Genetics Society of America Medal
for outstanding contributions to the field of genetics

Joseph Schacherer
University of Strasbourg
Joseph Schacherer is being recognized for his impactful contributions to the field through the study of population genomics in the model Saccharomyces cerevisiae and other less well-studied species, the genetic basis and architecture of complex traits, and mitochondrial genome evolution in yeast.
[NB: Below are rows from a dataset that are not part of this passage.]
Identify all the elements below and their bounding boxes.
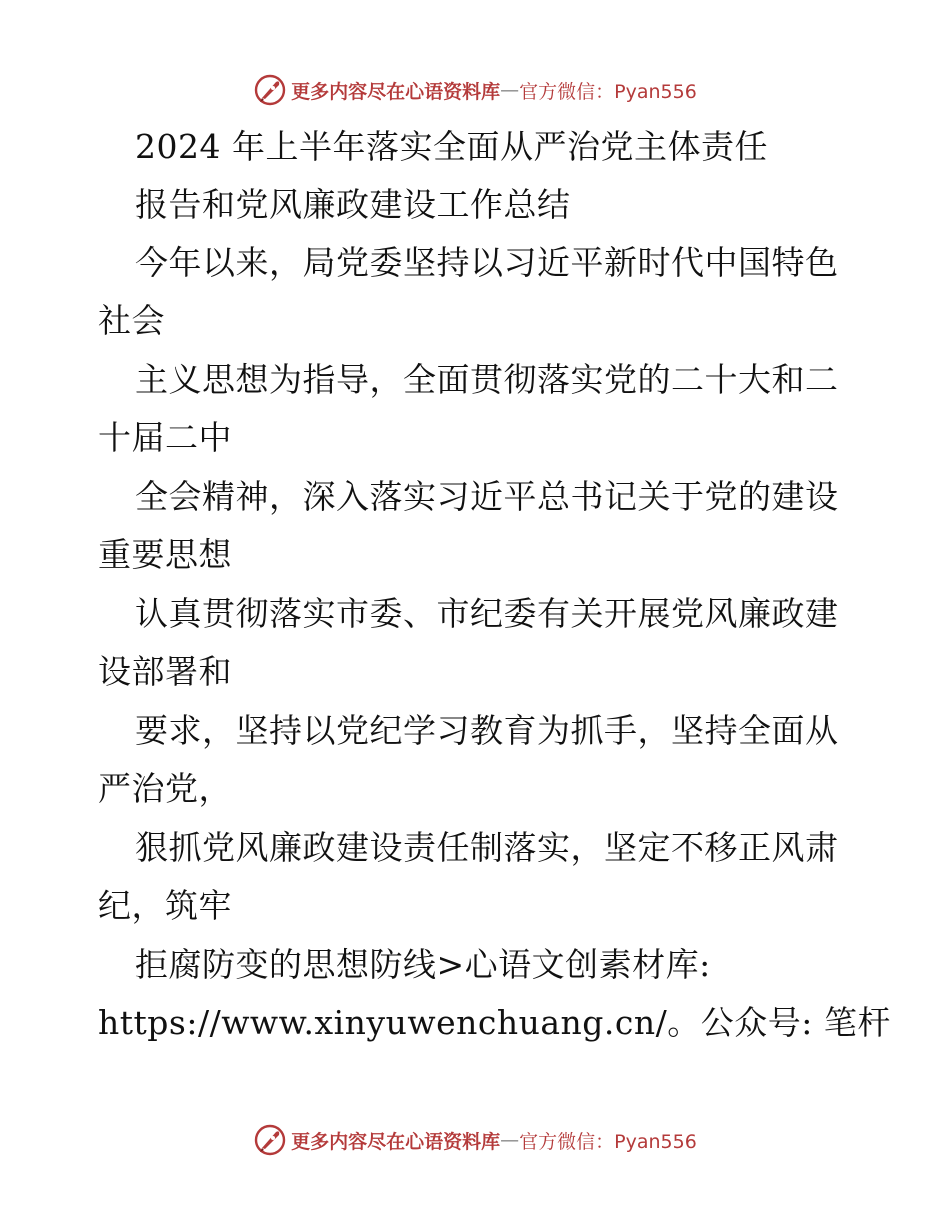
footer-wechat-text: 官方微信：Pyan556 xyxy=(519,1130,697,1153)
footer-main-text: 更多内容尽在心语资料库 xyxy=(291,1130,501,1153)
body-line: 拒腐防变的思想防线>心语文创素材库: xyxy=(135,945,711,984)
title-line-1: 2024 年上半年落实全面从严治党主体责任 xyxy=(135,127,768,166)
body-line-url: https://www.xinyuwenchuang.cn/。公众号: 笔杆 xyxy=(98,1003,891,1042)
body-line: 主义思想为指导，全面贯彻落实党的二十大和二 xyxy=(135,360,839,399)
body-line: 重要思想 xyxy=(98,535,232,574)
body-line: 十届二中 xyxy=(98,418,232,457)
footer-separator: — xyxy=(500,1129,520,1151)
body-line: 全会精神，深入落实习近平总书记关于党的建设 xyxy=(135,477,839,516)
quill-logo-icon xyxy=(253,73,287,107)
body-line: 纪，筑牢 xyxy=(98,886,232,925)
body-line: 社会 xyxy=(98,301,165,340)
body-line: 今年以来，局党委坚持以习近平新时代中国特色 xyxy=(135,243,839,282)
header-separator: — xyxy=(500,79,520,101)
quill-logo-icon xyxy=(253,1123,287,1157)
title-line-2: 报告和党风廉政建设工作总结 xyxy=(135,185,571,224)
body-line: 要求，坚持以党纪学习教育为抓手，坚持全面从 xyxy=(135,711,839,750)
header-wechat-text: 官方微信：Pyan556 xyxy=(519,80,697,103)
body-line: 狠抓党风廉政建设责任制落实，坚定不移正风肃 xyxy=(135,828,839,867)
body-line: 认真贯彻落实市委、市纪委有关开展党风廉政建 xyxy=(135,594,839,633)
body-line: 严治党， xyxy=(98,769,232,808)
body-line: 设部署和 xyxy=(98,652,232,691)
footer-banner xyxy=(0,1120,950,1160)
header-banner xyxy=(0,70,950,110)
header-main-text: 更多内容尽在心语资料库 xyxy=(291,80,501,103)
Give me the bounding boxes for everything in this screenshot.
This award also celebrates Schacherer’s work leading the 1000 Yeast Genomes Project, which has provided a reference framework for studying genetic diversity and domestication, and efforts to train and support a diverse group of early career scientists.
Genetics Society of America Mentorship Award
for excellence in contributions to the mentorship of geneticists

Irini Topalidou
Fred Hutchinson Cancer Center
Irini Topalidou is being recognized for her mentorship of more than 30 trainees who have gone on to start graduate school, medical school, postdoc fellowships, faculty positions, and biotech careers. The award also celebrates her published work on mentorship, STEM education, and career choice in publications like Science and Nature, as well as her commitment to highlighting the challenges faced by trainees and improving mentorship practices and career guidance.